Saturday 7 November 2015

Vamekh Kokhreidze



Another artist that has recently followed me is Vamekh Kokhreidze from Georgia. Click on the images below to visit his sites:


https://twitter.com/Vamekhk




Vamekh's art is dominated by bold brush strokes. There is a strong sexual motif through a number of his portraits with sensuality ranging to eroticism.




There is a coy quality to this image (above). All of these images are dominated by pose and form. There is a text book fantasy quality in all of them. If the image above was clothed it would be positively demure. The naked full figure of the female captured, including the tumbling hair, with the right arm tucked away behind as a counter point to the left hand positiin to the chin - it captures a moment of chemistry. 

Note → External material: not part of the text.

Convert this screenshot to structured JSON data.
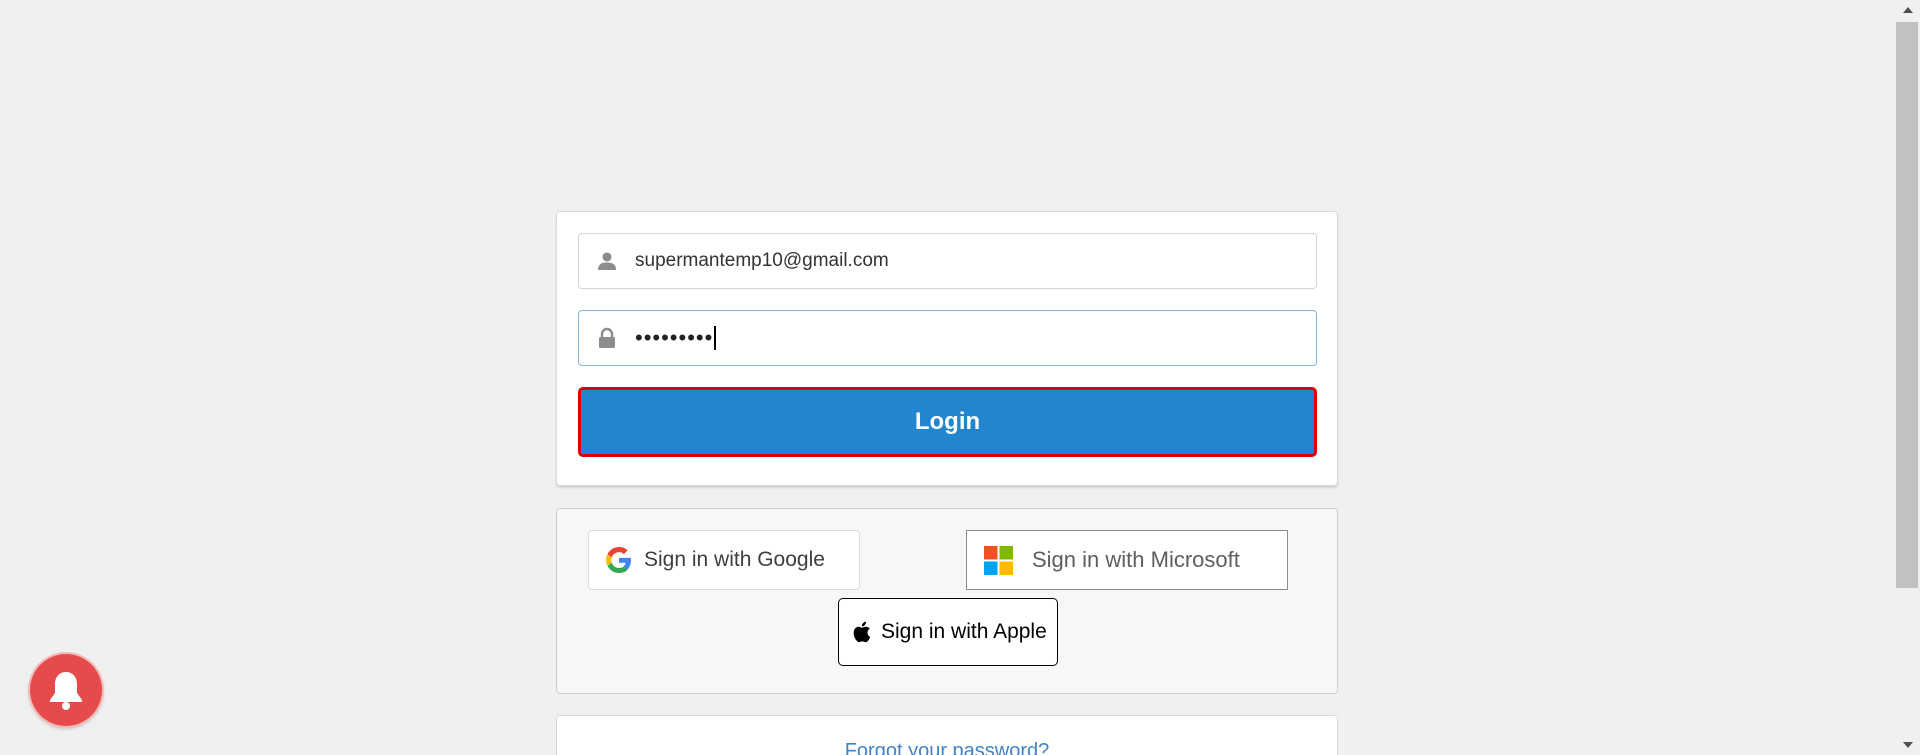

The image shown above seems far more exhibitionist and playful - it has the same celebratory quality that revels in the naked female shape. The curves of the subject are beautifully conveyed.

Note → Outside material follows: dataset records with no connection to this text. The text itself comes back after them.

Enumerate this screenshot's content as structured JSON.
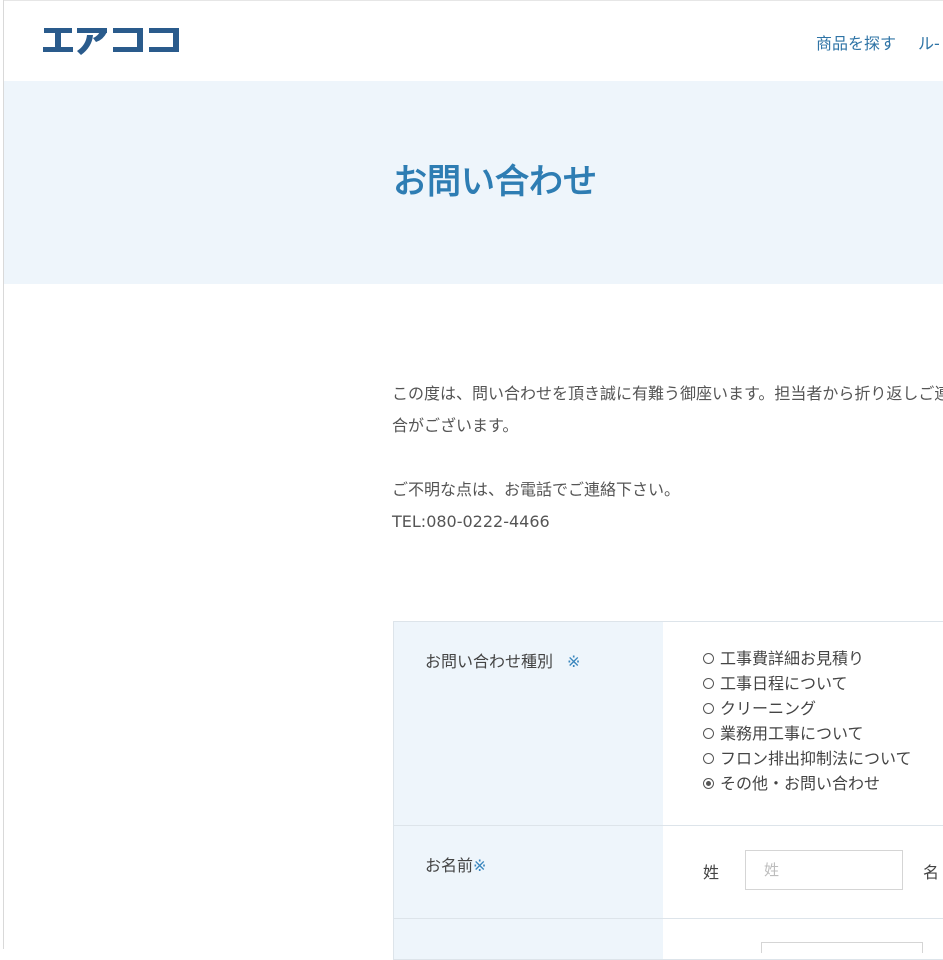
{
  "header": {
    "logo_text": "エアココ",
    "nav": [
      "商品を探す",
      "ル-"
    ]
  },
  "hero": {
    "title": "お問い合わせ"
  },
  "intro": {
    "line1": "この度は、問い合わせを頂き誠に有難う御座います。担当者から折り返しご連",
    "line2": "合がございます。",
    "line3": "ご不明な点は、お電話でご連絡下さい。",
    "line4": "TEL:080-0222-4466"
  },
  "form": {
    "inquiry_type": {
      "label": "お問い合わせ種別",
      "required_mark": "※",
      "options": [
        {
          "label": "工事費詳細お見積り",
          "checked": false
        },
        {
          "label": "工事日程について",
          "checked": false
        },
        {
          "label": "クリーニング",
          "checked": false
        },
        {
          "label": "業務用工事について",
          "checked": false
        },
        {
          "label": "フロン排出抑制法について",
          "checked": false
        },
        {
          "label": "その他・お問い合わせ",
          "checked": true
        }
      ]
    },
    "name": {
      "label": "お名前",
      "required_mark": "※",
      "last_label": "姓",
      "last_placeholder": "姓",
      "first_label": "名"
    }
  },
  "colors": {
    "accent": "#2e7db3",
    "logo": "#2a5b8c",
    "hero_bg": "#eef5fb"
  }
}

This image of a woman's naked legs on tip toe is incredibly sensual. It conveys so much with so little. Strong strokes paint give you everything that is needed, combined with a contrast between the illumination of light working against dark colours.

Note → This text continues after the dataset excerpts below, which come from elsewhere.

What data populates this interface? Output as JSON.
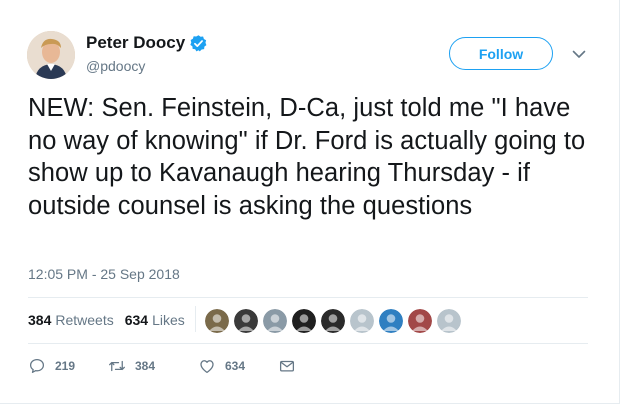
{
  "user": {
    "display_name": "Peter Doocy",
    "handle": "@pdoocy",
    "verified": true
  },
  "follow_label": "Follow",
  "tweet": {
    "text": "NEW: Sen. Feinstein, D-Ca, just told me \"I have no way of knowing\" if Dr. Ford is actually going to show up to Kavanaugh hearing Thursday - if outside counsel is asking the questions",
    "timestamp": "12:05 PM - 25 Sep 2018"
  },
  "stats": {
    "retweets_count": "384",
    "retweets_label": "Retweets",
    "likes_count": "634",
    "likes_label": "Likes"
  },
  "liker_avatars": [
    "#7a6a4a",
    "#3a3a3a",
    "#8a9aa6",
    "#1f1f1f",
    "#2a2a2a",
    "#b8c4cc",
    "#2f7fc1",
    "#a24848",
    "#b8c4cc"
  ],
  "actions": {
    "reply_count": "219",
    "retweet_count": "384",
    "like_count": "634"
  },
  "colors": {
    "accent": "#1da1f2",
    "muted": "#657786",
    "text": "#14171a",
    "border": "#e6ecf0"
  }
}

The images above and below are the most erotic of the collection. The dark quality of both images seems to emphasise the more overt nature of the sexual content. It is the position of the left hand in the lower image that gives the intent to the piece - with a certain sense of ambiguity contrasted between the dark forefront and the over the shoulder highlights of blonde colour. This is brilliant and very enjoyable. Art has always been about sexual liberation and the deconstruction of boundaries and fantasies.


This isn't the only subject matter that preoccupies Vamekh. I've also really enjoyed his landscape images:



Two of his bridges show above show a contrast. The top image apears to be a robust, sturdy industrial bridge that leads off into a far vanishing point. It works with distance and perspective, the tops of buildings just appearing at the far end. There is a darkness in the foreground and a light in the sky towards the back of the image - it feels like an escape route, or maybe a journey home.

By contrast the bridge in the lower image is clearly running across the picture and it is a rickety looking construction with individual planks and maybe even a missing piece. We can see a luminous liquid surface beneath - which is beautiful, but again has an industrial, possibly poluted quality. I think - at least in my mind the state of disrepair and neglect in the bridge emphasises the possibility that this is a polluted, neglected scene. Tufts of green make it look over grown. What appears to be a fallen hand rail to the left plays into this quality.

 

I also wanted to show this piece (above). I really love it. In fact I love the brush strokes generally in this artist's work. The room at the back of the piece promises a window, and natural light - the room the viewer is in seems dark and gloomy, uncarpeted and squat like. This is either a scene of refurbishment - a work in progress - or a squat. And I love both ideas - they both speak about art in my mind. It's a journey, a transition. There is an obvious concept that the door has been dismounted from the frame in the piece. The fact that the door is slightly higher to the left, rather than the right, as it lays on the floor makes me indulge a surreal fantasy that it's not dismounted at all. That it could open and reveal another dimension beneath. I'm not sure if this is intentional.